もちろん東京のど真ん中に生まれたって、自分の家族や友達の親つながりの職業以外を(子供が)知る機会はとても少ない。

先日の社会人向けの講演でも「今ついている職業を、中学校の時に知っていましたか?」と聞いたら、半分強は知らなかったと答えてた。

そんなもんでしょ。

ちきりんも実際についた職業について、当時は知らなかった。

ネットで発信する個人は、必ずしも仕事についてつぶやいたり書いているわけじゃない。

けれどプロフィールや発言を読めば職業名がわかる場合も多い。つまりネットにはいま、着々と「職業リスト」が作られつつある。


2.職業への具体的なキャリアパス情報

子供がキャリア形成について理解できないことのひとつが、「どうやってその職業に辿り着くのか」という現実的なパスなんだよね。

子供に見えているのは「医学部にいって医者になる」「法学部にいって弁護士になる」というような、少数の単純な例だけ。

ところがネットの中で職業を開示している人のブログやつぶやきを継続的に読んでいると、人が特定の職業に辿り着くにあたっての具体的なパスが開示されていることに気がつく。

たとえば下記みたいに。

・本が好きで文学部に進学→大手メーカーに就職→CSR部門に配属→環境ベンチャーと取引をする仕事→自分でも関わりたくなり、環境ベンチャーに転職(現職)


子供が「環境に貢献できる仕事がいい!」と思った時、こういう具体的なキャリアパスを思いつくのは不可能でしょ。リアルな社会を知らない子供が、まさか文学部からこういうキャリアが始まるとはとても想像できない。

その他にも、「洋服屋で働いていたけど書店員になったら天職だった」
「国のための仕事がしたいと思って霞ヶ関に入ったけど、今はシンガポールにいる」
「内定ももらっていたけどやっぱり起業することにして渡比した。」など、
ネットに存在する具体的なキャリアパスにはドラマが溢れてる。

もちろん「金融業界でバリバリ働いていたけど、ちんたら生きることにした」みたいなのもアリ。

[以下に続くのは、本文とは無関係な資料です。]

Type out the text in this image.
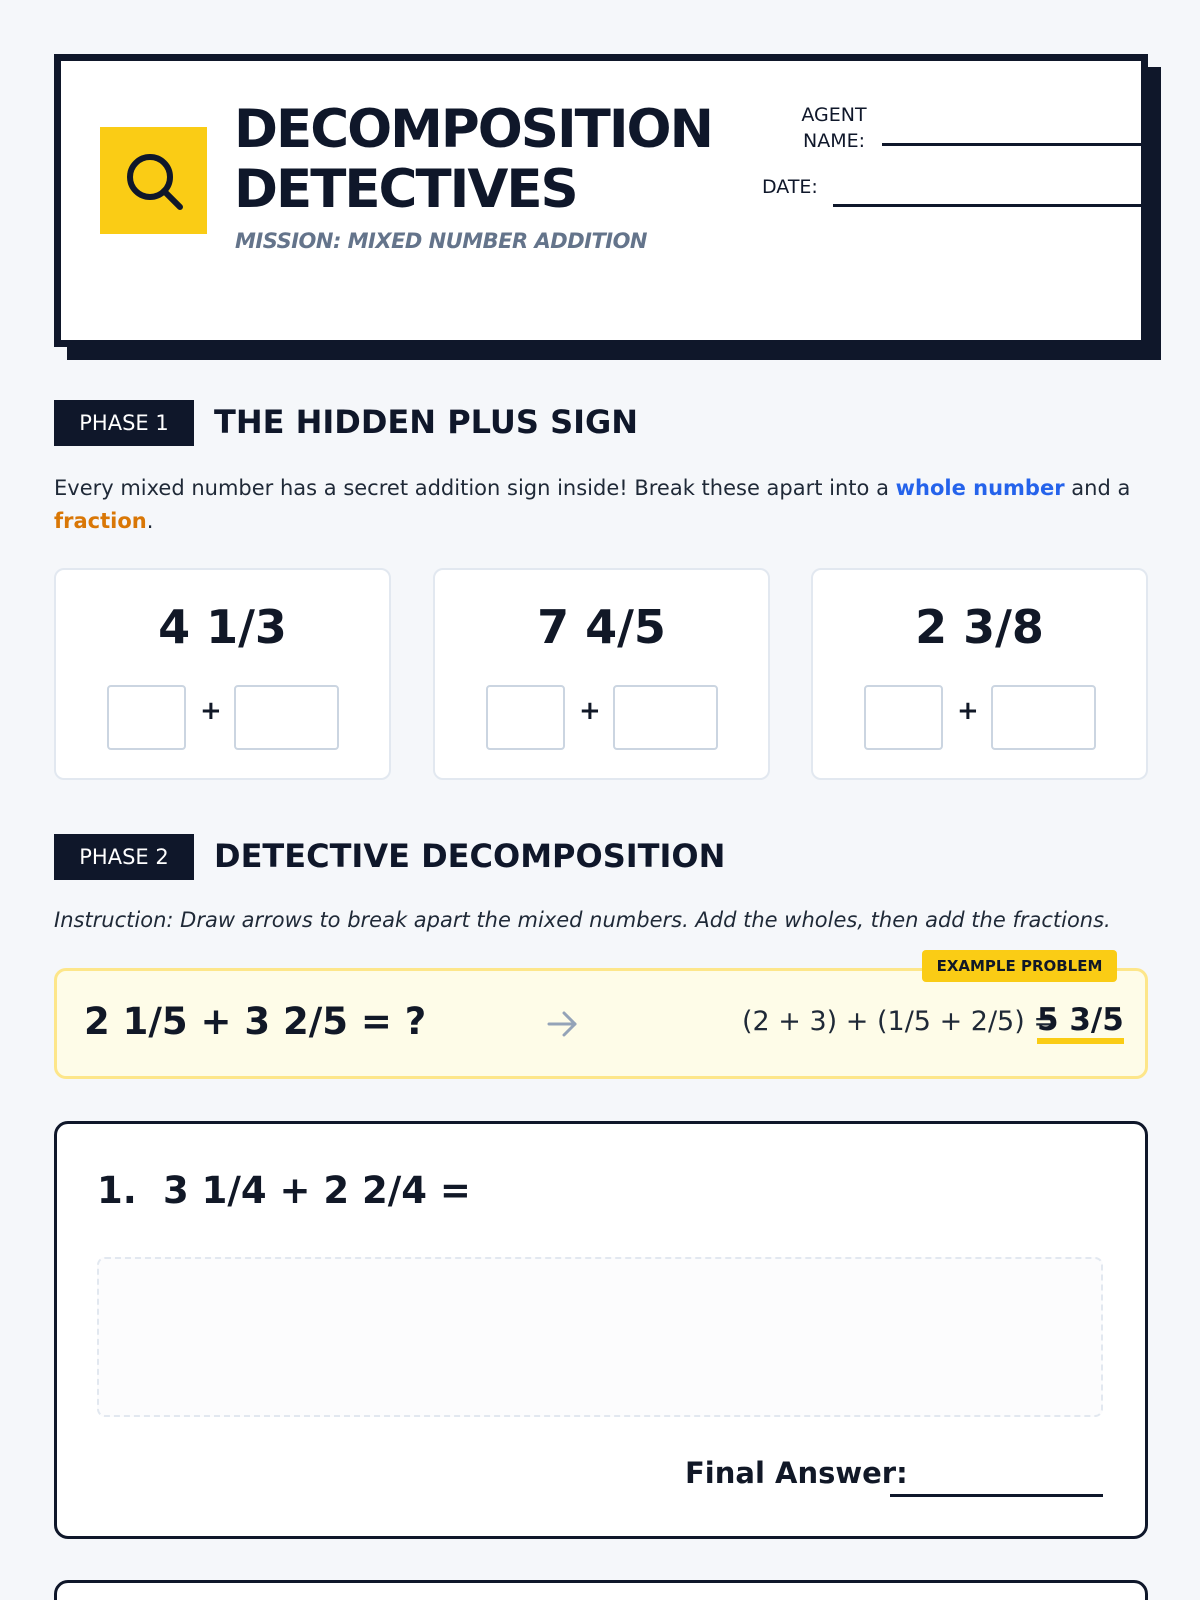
DECOMPOSITION
DETECTIVES
MISSION: MIXED NUMBER ADDITION
AGENT NAME:
DATE:
PHASE 1	THE HIDDEN PLUS SIGN
Every mixed number has a secret addition sign inside! Break these apart into a whole number and a
fraction.
4 1/3
+
7 4/5
+
2 3/8
+
PHASE 2	DETECTIVE DECOMPOSITION
Instruction: Draw arrows to break apart the mixed numbers. Add the wholes, then add the fractions.
EXAMPLE PROBLEM
2 1/5 + 3 2/5 = ?	(2 + 3) + (1/5 + 2/5) =
5 3/5
1. 3 1/4 + 2 2/4 =
Final Answer:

こういう現実的で具体的なキャリアパス情報は、今までは世の中に存在しなかった。

あちこちのブログやツイッターを読みながら、ちきりんは「これはすごいデータベースができつつあるよね!」とワクワクしてる。


3.専門的な情報や知識

どこの業界にも「業界の中では秘密でもなんでもなく、みんな知っている」という情報や知識があります。

しかしそれらの情報や専門知識の大半を「業界外の人」は知らない。

こういう「極秘情報ではないけれど、一般には広く知られていなかった」というレベルの業界専門知識や情報が、今はネット上にどんどん開示され始めている。

特に特定のトピックに特化してそれなりの知見を開示しているブログでは、必然的に高度な業界情報を含むことになる。

その業界にいる人にとってはたいしたことはなくても、外部の人が学ぶには相当のコストや時間や人脈が必要となるような、すばらしい情報が惜しげもなく開示されてるブログも多い。

ネットでは、こういう情報を誰でも無料で読める。

もちろん中学生くらいの読解力があれば、内容も理解できる。

今まで子供が「将来は○○になりたい」という時、彼らはその仕事の内容や、リアルな職業生活をほとんど理解できていない。

イメージで憧れるだけ。

だけど、これからは自分のなりたい職業について、それらが実際のところどんな職業なのか、あらかじめ調べることができる。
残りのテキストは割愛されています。